看見了從小就認識的好朋友的出現,明悕開心得對他們揮手,也大叫。
 
愛恩看見了明悕,急不及待地走了過來,我看她都想要把明悕抱在懷裡了。
 
「明悕,妳反應那麼大,等等病發了怎麼辦?」
 
明悕身上有非常罕見的病,誰都不知道會幾時病發,病發條件也不很清楚。
 
「沒問題啊,我今天很精神,都可以跑一個四百米。」
 
「不行,我不批准。」
 
「> 3 <」
 
愛恩真的好關心明悕,她們兩個就像一對姊妹。
 
兩姊妹聊着聊着,肥宅師兄也走了近來,和明悕打了個招呼,寒暄了幾句。
 
田居社長就在肥宅師兄身旁,不過他並不認識明悕,所以只是明悕點了點頭,表示打招呼。
 
看到了一個不認識的人跟着愛恩和肥宅師兄到來,明悕抱着交友的心情,向田居社長說話,說:
 
「你好,我是明悕,請問你是?」
 
「阮田居。」
 
以沉穩的聲線簡直地道出自己的名字,充滿了成年男性的魅力就此散發出來。
 
高大又威猛的田居社長,立即就讓明悕感到緊張了。
 
明悕像一隻害怕但又好奇的小貓一樣,把田居打量了一番,同時肯定了眼前的男人好有男人味。
 
「小恩,妳是幾時認識了這麼好的男朋友?為什麼不告訴我?」
 
明悕的說話,對某些人來說是個響雷,就像肥宅師兄一樣,似是被雷電打中一樣震了震。
 
但對於愛恩和田居社長,這一句話還未讓他們動分毫。
 
愛恩望了望田居社長,田居社長也望了望愛恩,兩人雙目交投,隨後又分分別開去。
 
愛恩始終是女生,被自己的好朋友突然講到這件事,臉頰是泛起桃紅了,不過又很快退去。
 
她捏了捏明悕的臉頰,是在懲罰她,並說:
 
「不可以亂說話。」
 
「呃…鎖已他畢事小恩妳藍貧油?」
 
被捏着臉頰的明悕沒有反抗,反而說話,發出了好搞笑的聲音。
 
愛恩放開了捏她臉頰的手,雙手抱胸望着明悕,然後肯定地說:
 
「不是。」
 
「這樣的話,說不定我會有機會呢,當他的女朋友啊。

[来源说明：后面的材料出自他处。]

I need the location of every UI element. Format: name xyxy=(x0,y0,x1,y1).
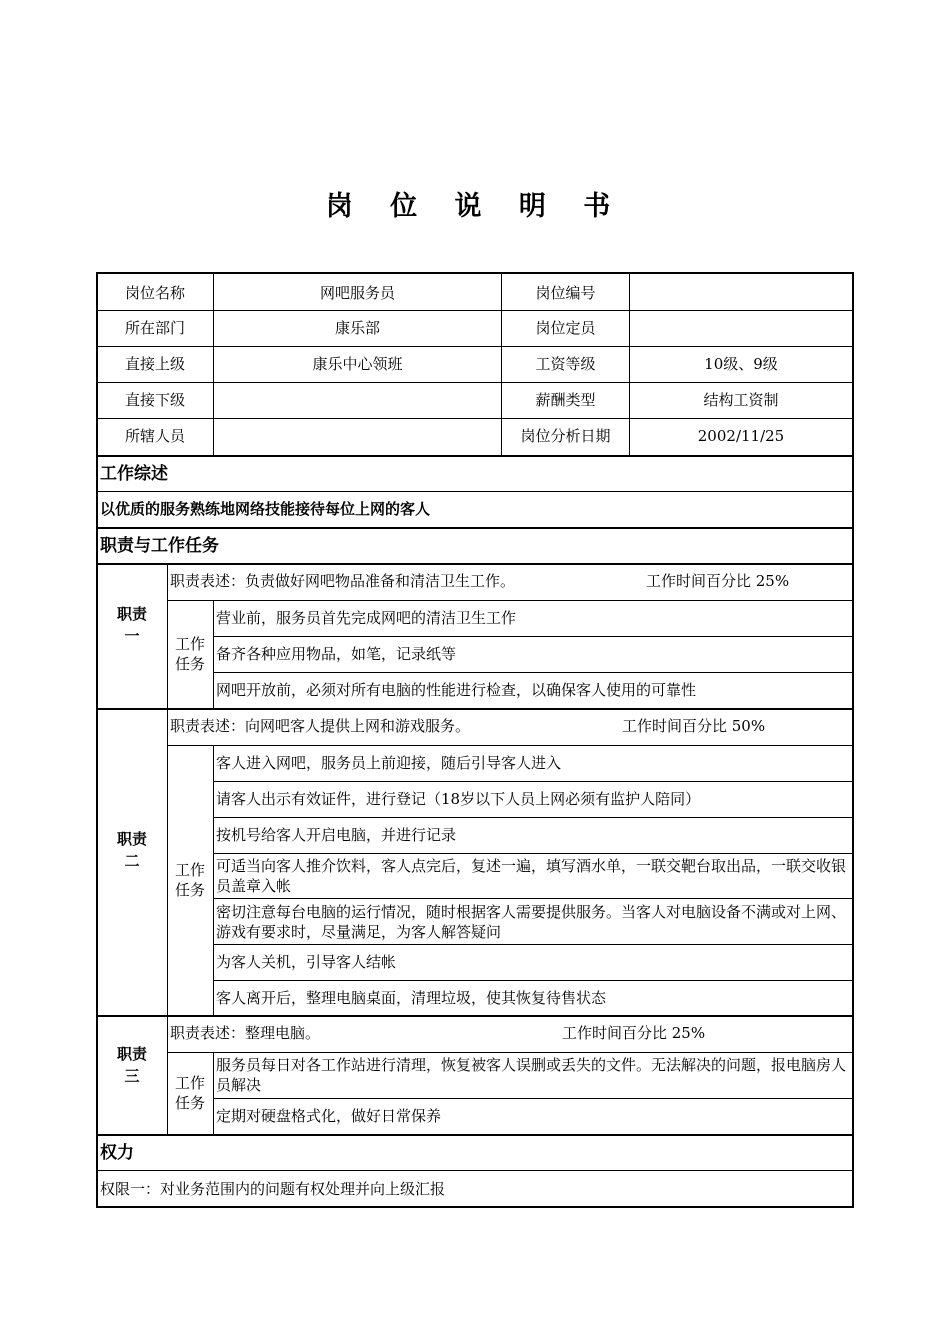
post-name-value: 网吧服务员 xyxy=(319,284,395,302)
duty-2-task-1: 客人进入网吧，服务员上前迎接，随后引导客人进入 xyxy=(216,754,562,772)
summary-text: 以优质的服务熟练地网络技能接待每位上网的客人 xyxy=(100,500,431,518)
duty-1-task-2: 备齐各种应用物品，如笔，记录纸等 xyxy=(216,645,457,663)
superior-value: 康乐中心领班 xyxy=(312,355,403,373)
duty-3-label: 职责三 xyxy=(117,1045,148,1085)
duty-1-desc: 职责表述：负责做好网吧物品准备和清洁卫生工作。 xyxy=(170,572,516,590)
duties-heading: 职责与工作任务 xyxy=(100,536,219,556)
dept-value: 康乐部 xyxy=(334,319,380,337)
dept-label: 所在部门 xyxy=(124,319,185,337)
staff-label: 所辖人员 xyxy=(124,427,185,445)
duty-2-pct: 工作时间百分比 50% xyxy=(622,717,766,735)
duty-2-task-7: 客人离开后，整理电脑桌面，清理垃圾，使其恢复待售状态 xyxy=(216,989,607,1007)
analysis-date-label: 岗位分析日期 xyxy=(520,427,611,445)
duty-1-pct: 工作时间百分比 25% xyxy=(646,572,790,590)
duty-2-task-label: 工作任务 xyxy=(174,861,205,899)
quota-label: 岗位定员 xyxy=(535,319,596,337)
post-name-label: 岗位名称 xyxy=(124,284,185,302)
duty-1-task-3: 网吧开放前，必须对所有电脑的性能进行检查，以确保客人使用的可靠性 xyxy=(216,681,697,699)
duty-3-desc: 职责表述：整理电脑。 xyxy=(170,1024,321,1042)
post-no-label: 岗位编号 xyxy=(535,284,596,302)
page-title: 岗 位 说 明 书 xyxy=(325,191,625,222)
duty-2-task-6: 为客人关机，引导客人结帐 xyxy=(216,953,397,971)
duty-2-task-2: 请客人出示有效证件，进行登记（18岁以下人员上网必须有监护人陪同） xyxy=(216,790,701,808)
summary-heading: 工作综述 xyxy=(100,464,168,484)
authority-item-1: 权限一：对业务范围内的问题有权处理并向上级汇报 xyxy=(100,1180,446,1198)
duty-3-task-1: 服务员每日对各工作站进行清理，恢复被客人误删或丢失的文件。无法解决的问题，报电脑房人员解决 xyxy=(216,1056,847,1094)
duty-3-task-2: 定期对硬盘格式化，做好日常保养 xyxy=(216,1107,442,1125)
duty-2-task-5: 密切注意每台电脑的运行情况，随时根据客人需要提供服务。当客人对电脑设备不满或对上网、游戏有要求时，尽量满足，为客人解答疑问 xyxy=(216,903,847,941)
analysis-date-value: 2002/11/25 xyxy=(697,427,785,445)
grade-value: 10级、9级 xyxy=(704,355,778,373)
duty-3-task-label: 工作任务 xyxy=(174,1074,205,1112)
duty-2-task-3: 按机号给客人开启电脑，并进行记录 xyxy=(216,826,457,844)
authority-heading: 权力 xyxy=(100,1143,134,1163)
duty-1-task-1: 营业前，服务员首先完成网吧的清洁卫生工作 xyxy=(216,609,517,627)
salary-type-label: 薪酬类型 xyxy=(535,391,596,409)
grade-label: 工资等级 xyxy=(535,355,596,373)
duty-2-label: 职责二 xyxy=(117,830,148,870)
duty-2-task-4: 可适当向客人推介饮料，客人点完后，复述一遍，填写酒水单，一联交靶台取出品，一联交收银员盖章入帐 xyxy=(216,857,847,895)
duty-1-label: 职责一 xyxy=(117,605,148,645)
superior-label: 直接上级 xyxy=(124,355,185,373)
duty-1-task-label: 工作任务 xyxy=(174,635,205,673)
salary-type-value: 结构工资制 xyxy=(703,391,779,409)
subordinate-label: 直接下级 xyxy=(124,391,185,409)
duty-3-pct: 工作时间百分比 25% xyxy=(562,1024,706,1042)
duty-2-desc: 职责表述：向网吧客人提供上网和游戏服务。 xyxy=(170,717,471,735)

」
 
「我不會反對。」
 
「真的?」
 
「真的。」
 
明悕打探着愛恩的臉色,把她圍着看了一圈又一圈,是想要打探出愛恩口不對心的臉色。
 
不過愛恩依然是那一張女王臉,並未被明悕打探出甚麼。
 
「好吧,既然他不是小恩的男朋友,那麼我就不客氣了,不過呢-------」
 
話說到最後,明悕望着我,她是要對我說話嗎?
 
當我視線和她對上之後,她繼續把未說完的話說下去。
 
「--------他不是我喜歡的那一類型呢。」
 
話後,明悕對我笑了笑,歪了歪頭。
 
明悕喜歡那一個類型的男生,我是沒多大興趣了。
 
可是,就連明悕也覺得愛恩和田居社長會是戀人這一件事,我是很有興趣想知道她為何會有這樣的想法。